Ella trabajó durante años para que el problema fuera tenido en cuenta desde el punto de vista político y creó una comisión parlamentaria para tratar esta crisis social. El primer informe fue presentado en diciembre del año 2017 y en él se muestra que la soledad no sólo afecta a los viejos.

“Desde las personas mayores hasta los refugiados, los jóvenes y los cuidadores sufren de soledad, por eso este problema no se puede seguir ignorando en el Reino Unido”, mostró el informe Cox. El documento dice que los impactos de la soledad en la salud, tanto físicos como mentales, son devastadores. “La soledad es tan mala para nuestra salud como fumar 15 cigarrillos al día y peor para nosotros que la obesidad. La soledad crónica está acortando vidas, y el problema está creciendo”, agrega Laura Ferguson, miembro de la Comisión.

Un asunto costoso

Las severas consecuencias sociales que deja la soledad en la salud pública y en los sistemas de salud se traducen en un impacto en el presupuesto.

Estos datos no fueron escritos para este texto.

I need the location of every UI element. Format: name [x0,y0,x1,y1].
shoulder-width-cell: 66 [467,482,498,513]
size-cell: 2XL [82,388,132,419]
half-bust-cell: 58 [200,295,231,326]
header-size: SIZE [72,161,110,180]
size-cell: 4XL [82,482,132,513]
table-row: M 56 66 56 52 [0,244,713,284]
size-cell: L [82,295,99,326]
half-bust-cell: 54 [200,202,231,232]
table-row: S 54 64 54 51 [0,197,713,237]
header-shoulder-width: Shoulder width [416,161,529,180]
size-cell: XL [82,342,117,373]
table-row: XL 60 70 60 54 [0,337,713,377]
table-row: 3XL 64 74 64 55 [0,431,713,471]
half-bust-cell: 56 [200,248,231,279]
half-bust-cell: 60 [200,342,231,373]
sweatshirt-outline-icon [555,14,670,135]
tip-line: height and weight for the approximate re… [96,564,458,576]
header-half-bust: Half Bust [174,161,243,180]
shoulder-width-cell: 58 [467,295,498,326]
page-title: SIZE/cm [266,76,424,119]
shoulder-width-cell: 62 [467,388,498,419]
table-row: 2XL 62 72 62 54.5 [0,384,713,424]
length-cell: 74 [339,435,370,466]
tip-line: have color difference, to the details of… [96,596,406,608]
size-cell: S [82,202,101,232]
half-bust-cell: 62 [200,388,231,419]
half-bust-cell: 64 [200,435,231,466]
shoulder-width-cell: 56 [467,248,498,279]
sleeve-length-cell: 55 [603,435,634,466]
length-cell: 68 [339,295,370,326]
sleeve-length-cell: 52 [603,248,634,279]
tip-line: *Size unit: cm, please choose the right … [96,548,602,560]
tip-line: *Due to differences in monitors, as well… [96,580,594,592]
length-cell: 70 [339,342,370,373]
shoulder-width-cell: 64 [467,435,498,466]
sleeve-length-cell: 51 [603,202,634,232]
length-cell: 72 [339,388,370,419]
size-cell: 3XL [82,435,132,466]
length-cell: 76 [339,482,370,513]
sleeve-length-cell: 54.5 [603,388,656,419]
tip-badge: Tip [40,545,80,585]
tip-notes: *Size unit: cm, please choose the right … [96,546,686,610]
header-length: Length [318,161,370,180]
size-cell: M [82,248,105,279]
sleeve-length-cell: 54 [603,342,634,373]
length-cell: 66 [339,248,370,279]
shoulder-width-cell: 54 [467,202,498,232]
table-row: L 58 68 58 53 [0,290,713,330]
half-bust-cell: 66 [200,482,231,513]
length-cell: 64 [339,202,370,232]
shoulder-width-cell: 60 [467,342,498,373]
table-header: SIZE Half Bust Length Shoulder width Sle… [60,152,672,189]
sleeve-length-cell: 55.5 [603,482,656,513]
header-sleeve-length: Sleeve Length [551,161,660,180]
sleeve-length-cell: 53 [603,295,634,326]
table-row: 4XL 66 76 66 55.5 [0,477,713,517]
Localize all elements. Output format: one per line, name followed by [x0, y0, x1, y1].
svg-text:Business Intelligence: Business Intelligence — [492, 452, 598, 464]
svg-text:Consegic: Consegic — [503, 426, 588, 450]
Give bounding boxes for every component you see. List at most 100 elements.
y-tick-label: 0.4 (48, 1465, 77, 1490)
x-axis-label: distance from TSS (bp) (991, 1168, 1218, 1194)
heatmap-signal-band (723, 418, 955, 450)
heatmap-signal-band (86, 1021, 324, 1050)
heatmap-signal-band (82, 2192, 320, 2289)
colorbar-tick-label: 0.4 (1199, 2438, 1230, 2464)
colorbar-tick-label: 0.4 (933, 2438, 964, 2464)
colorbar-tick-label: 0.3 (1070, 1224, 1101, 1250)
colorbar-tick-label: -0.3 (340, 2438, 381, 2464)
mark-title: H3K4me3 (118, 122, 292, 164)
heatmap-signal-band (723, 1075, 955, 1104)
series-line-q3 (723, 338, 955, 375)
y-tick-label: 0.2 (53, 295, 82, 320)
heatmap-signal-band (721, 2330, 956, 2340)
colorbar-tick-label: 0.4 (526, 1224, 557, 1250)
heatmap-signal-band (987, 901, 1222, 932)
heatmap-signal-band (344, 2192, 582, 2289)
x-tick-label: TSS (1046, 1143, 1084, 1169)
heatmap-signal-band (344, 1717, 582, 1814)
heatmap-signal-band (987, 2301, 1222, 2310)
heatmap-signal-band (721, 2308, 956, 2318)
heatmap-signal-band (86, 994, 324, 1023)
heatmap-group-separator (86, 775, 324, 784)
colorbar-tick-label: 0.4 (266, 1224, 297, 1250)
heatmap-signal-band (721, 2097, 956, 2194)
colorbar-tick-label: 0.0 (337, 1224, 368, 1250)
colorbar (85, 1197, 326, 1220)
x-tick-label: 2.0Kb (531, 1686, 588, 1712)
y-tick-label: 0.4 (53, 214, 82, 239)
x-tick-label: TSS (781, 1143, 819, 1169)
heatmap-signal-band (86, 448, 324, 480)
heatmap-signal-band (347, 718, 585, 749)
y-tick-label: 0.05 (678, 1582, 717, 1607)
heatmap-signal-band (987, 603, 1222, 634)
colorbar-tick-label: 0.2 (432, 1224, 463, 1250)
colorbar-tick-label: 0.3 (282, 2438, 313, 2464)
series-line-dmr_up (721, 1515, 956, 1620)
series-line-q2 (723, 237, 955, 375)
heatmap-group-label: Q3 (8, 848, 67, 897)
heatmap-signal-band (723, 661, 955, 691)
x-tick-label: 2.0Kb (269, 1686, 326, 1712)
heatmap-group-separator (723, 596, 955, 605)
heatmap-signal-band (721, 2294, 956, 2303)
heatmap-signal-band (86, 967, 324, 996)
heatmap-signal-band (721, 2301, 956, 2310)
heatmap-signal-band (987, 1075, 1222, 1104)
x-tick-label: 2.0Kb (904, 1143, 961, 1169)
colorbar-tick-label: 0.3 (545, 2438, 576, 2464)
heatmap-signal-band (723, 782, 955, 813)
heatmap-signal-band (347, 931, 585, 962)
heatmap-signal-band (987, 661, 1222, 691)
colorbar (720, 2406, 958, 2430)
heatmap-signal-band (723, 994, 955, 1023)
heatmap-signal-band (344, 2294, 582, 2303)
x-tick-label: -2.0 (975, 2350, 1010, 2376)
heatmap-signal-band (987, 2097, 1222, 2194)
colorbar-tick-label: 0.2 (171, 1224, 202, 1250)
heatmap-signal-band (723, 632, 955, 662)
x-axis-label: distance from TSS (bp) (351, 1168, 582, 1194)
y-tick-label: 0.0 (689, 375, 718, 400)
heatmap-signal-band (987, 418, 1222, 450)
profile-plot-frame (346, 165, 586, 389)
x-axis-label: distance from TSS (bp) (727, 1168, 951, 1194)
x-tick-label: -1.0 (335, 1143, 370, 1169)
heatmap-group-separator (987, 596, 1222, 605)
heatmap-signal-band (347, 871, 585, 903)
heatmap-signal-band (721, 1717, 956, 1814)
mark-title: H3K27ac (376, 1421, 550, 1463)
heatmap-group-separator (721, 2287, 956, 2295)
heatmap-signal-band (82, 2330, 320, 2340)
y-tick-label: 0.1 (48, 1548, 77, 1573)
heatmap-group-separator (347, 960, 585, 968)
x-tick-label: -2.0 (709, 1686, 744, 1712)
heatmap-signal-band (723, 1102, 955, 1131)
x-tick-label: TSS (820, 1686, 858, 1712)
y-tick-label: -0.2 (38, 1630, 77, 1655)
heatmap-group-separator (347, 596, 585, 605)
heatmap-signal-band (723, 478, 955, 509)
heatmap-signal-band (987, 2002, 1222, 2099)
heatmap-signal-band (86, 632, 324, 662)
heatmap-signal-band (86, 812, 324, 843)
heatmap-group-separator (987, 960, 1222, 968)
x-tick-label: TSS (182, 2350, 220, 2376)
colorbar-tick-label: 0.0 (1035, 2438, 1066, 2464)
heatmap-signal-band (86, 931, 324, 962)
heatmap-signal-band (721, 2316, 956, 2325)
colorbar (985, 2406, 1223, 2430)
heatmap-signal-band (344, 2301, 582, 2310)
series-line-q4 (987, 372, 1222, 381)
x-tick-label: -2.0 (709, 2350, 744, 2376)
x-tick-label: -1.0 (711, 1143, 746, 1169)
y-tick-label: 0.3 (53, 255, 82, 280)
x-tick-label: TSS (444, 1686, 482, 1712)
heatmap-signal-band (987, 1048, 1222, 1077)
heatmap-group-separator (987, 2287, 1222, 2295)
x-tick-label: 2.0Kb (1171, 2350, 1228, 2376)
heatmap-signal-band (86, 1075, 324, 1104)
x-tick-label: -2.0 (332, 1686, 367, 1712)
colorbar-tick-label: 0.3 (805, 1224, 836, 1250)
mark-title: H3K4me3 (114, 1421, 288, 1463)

La Campaña para Terminar con la Soledad encontró que por cada euro invertido en enfrentar la soledad, se pueden ahorrar 3 euros en costos de salud.

“El trabajo de la Comisión Jo Cox contribuirá en gran medida a ayudarnos a romper el estigma de la soledad. Nuestra investigación halló que más de la mitad de los adultos británicos dicen que admitir la soledad es difícil, y tres cuartas partes de los mayores de 65 años (76 %) dicen que les resultará difícil admitir que están solos porque no quieren ser una carga. Este estigma está aislando aún más a millones de personas en todo el Reino Unido”, explica en su página web Ferguson.

“El informe deja en claro que todos tenemos la responsabilidad de poner fin a la soledad. Desde empresas hasta gobiernos, organizaciones benéficas e individuos: todos pueden hacer algo. Juntos, podemos cambiar las actitudes, el comportamiento, las políticas y la práctica, e inspirar acciones para poner fin a la soledad”, escribió la directora de la Campaña para Terminar con la Soledad.

Lo que más preocupa es que cada vez personas menores dicen sentirse solos. De acuerdo con varios estudios, la soledad comienza a ser crónica entre jóvenes de los 18 a los 24 años. En los adultos mayores, el problema es agudo a partir de los 65 años. Aunque, aclaran, que sentirse solo puede ocurrir a cualquier edad.

“En nuestras investigaciones también hemos observado que cada medida positiva para mejorar la calidad de las relaciones sociales mejora la presión arterial, los niveles de las hormonas del estrés, las pautas de sueño, las funciones cognitivas y el bienestar general”, agrega John T. Cacioppo.

¿La redes sociales ayudan? Esa es la gran paradoja, explicaba en una de sus presentaciones Cox: “En un mundo cada vez más conectado, la gente está menos unida”. Psicólogos miembros de la Comisión Cox aclaran: “Las redes nunca sustituirán una auténtica relación humana”.